Next, we performed in vitro GTPase assays with the six bacterially expressed and affinity-purified His6::GST::Rho fusion proteins (Figure 6, D and E). All G-proteins had significant intrinsic GTP-GDP turnover rates, indicating that the purified enzymes were active. The addition of the GST::GAP domain of LRG1 stimulated only the GTPase activity of RHO1 (ca. 10-fold). None of the other GTPases exhibited any significant change in activity. Thus, both the genetic and the in vitro experiments identify LRG1 as a RHO1–specific GAP.
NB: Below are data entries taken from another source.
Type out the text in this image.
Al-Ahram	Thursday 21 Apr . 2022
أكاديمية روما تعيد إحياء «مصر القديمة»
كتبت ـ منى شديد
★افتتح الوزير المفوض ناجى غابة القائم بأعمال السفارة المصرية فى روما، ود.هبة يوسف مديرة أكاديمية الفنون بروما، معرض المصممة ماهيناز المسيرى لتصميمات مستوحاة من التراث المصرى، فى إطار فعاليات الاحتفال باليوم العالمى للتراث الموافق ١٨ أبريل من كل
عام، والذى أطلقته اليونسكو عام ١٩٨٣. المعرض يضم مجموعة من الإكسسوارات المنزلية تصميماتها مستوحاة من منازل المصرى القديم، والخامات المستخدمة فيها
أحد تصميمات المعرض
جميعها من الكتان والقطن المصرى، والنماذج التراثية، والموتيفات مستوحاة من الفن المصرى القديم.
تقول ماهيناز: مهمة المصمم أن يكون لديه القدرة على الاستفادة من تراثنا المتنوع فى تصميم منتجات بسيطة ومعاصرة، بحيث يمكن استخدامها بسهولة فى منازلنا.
RHO1 is a bona fide regulatory subunit of the cell wall enzyme β1,3-glucan synthase in yeasts and filamentous fungi. Furthermore, it is activating the cell wall integrity MAP kinase pathway (Beauvais et al., 2001; Levin, 2005). Therefore, we tested the impact of defective LRG1 function on these signaling routes. We have recently described conditional mutants in gs-1, a regulator of β1,3-glucan synthase (Seiler and Plamann, 2003), and when we generated a lrg-1(12-20);gs-1(8-6) double mutant, it did display strong synthetic defects (Figure 7A). Its growth rate at permissive or semirestrictive temperature was reduced by 25 and 41%, respectively, when compared with lrg-1(12-20) as the slower growing of the two parental strains. At restrictive conditions, gs-1(8-6) generated growth-inhibited hyperbranched hyphae that were still capable of slow apical growth. In contrast, lrg-1(12-20);gs-1(8-6) formed apolarly growing spheres when germinated at 37°C. When germinated hyphae were transferred to restrictive conditions, chains of spherical-growing cells were generated within 8 h. Furthermore, these strains were less sensitive against caspofungin at semipermissive conditions (Figure 7B), a specific inhibitor of fungal β1,3-glucan synthesis (Denning, 2003), indicating hyperactive β1,3-glucan synthase in lrg-1(12-20) and gs-1(8-6). Although the growth rate of lrg-1(12-20) increased in the presence of caspofungin, hyphal morphology, and branching frequency was not different in treated versus untreated cells (Supplementary Figure S1).

Figure 7.

Figure 7.

LRG1 is affecting several RHO1-dependent effector pathways. (A) The indicated strains were grown at permissive temperature and shifted to 37°C for 10 h (top) or germinated at restrictive temperature for 15 h (bottom) to illustrate the synthetic nature of the two mutations. Bar, 40 μm. (B) lrg-1(12-20), gs-1(8-6), and lrg-1(12-20);gs-1(8-6) grown at permissive temperature are hyposensitive against the β1,3-glucan synthase inhibitor caspofungin. (C) Growth of the indicated strains for 48 h at 32°C on plates supplemented with the kinase inhibitors staurosporine, KT5720, or cercosporamide. The growth defects of lrg-1(12-20) were suppressed by staurosporine and cercosporamide, but not by KT5720. The growth of wild-type cells was not affected by the mentioned conditions. One example of three consistent experiments is shown. (D) Total soluble protein was extracted from wild type and lrg-1(12-20) shifted to 37°C for the indicated times. The blot was probed with anti-phospho-ERK (α-P-ERK) antibody to detect activated MAK1 (top panel) induced by the temperature stress. A replicate was probed with anti-ERK to confirm equal loading (bottom panel). Wild type but not lrg-1(12-20) showed stress-induced MAK1 activation after 20 min at 37°C. (E) MAK1 phosphorylation induced by the addition of 7 mM H2O2 for 30 min to wild type and lrg-1(12-20) indicate that the response capacity of the MAK1 pathway is not affected in lrg-1 mutants. One example of five consistent experiments is shown in D and E (originating from individually treated biological cultures and independent protein preparations). (F) lrg-1(12-20) grown at permissive conditions is hypersensitive against the actin-depolymerizing drug latrunculin A.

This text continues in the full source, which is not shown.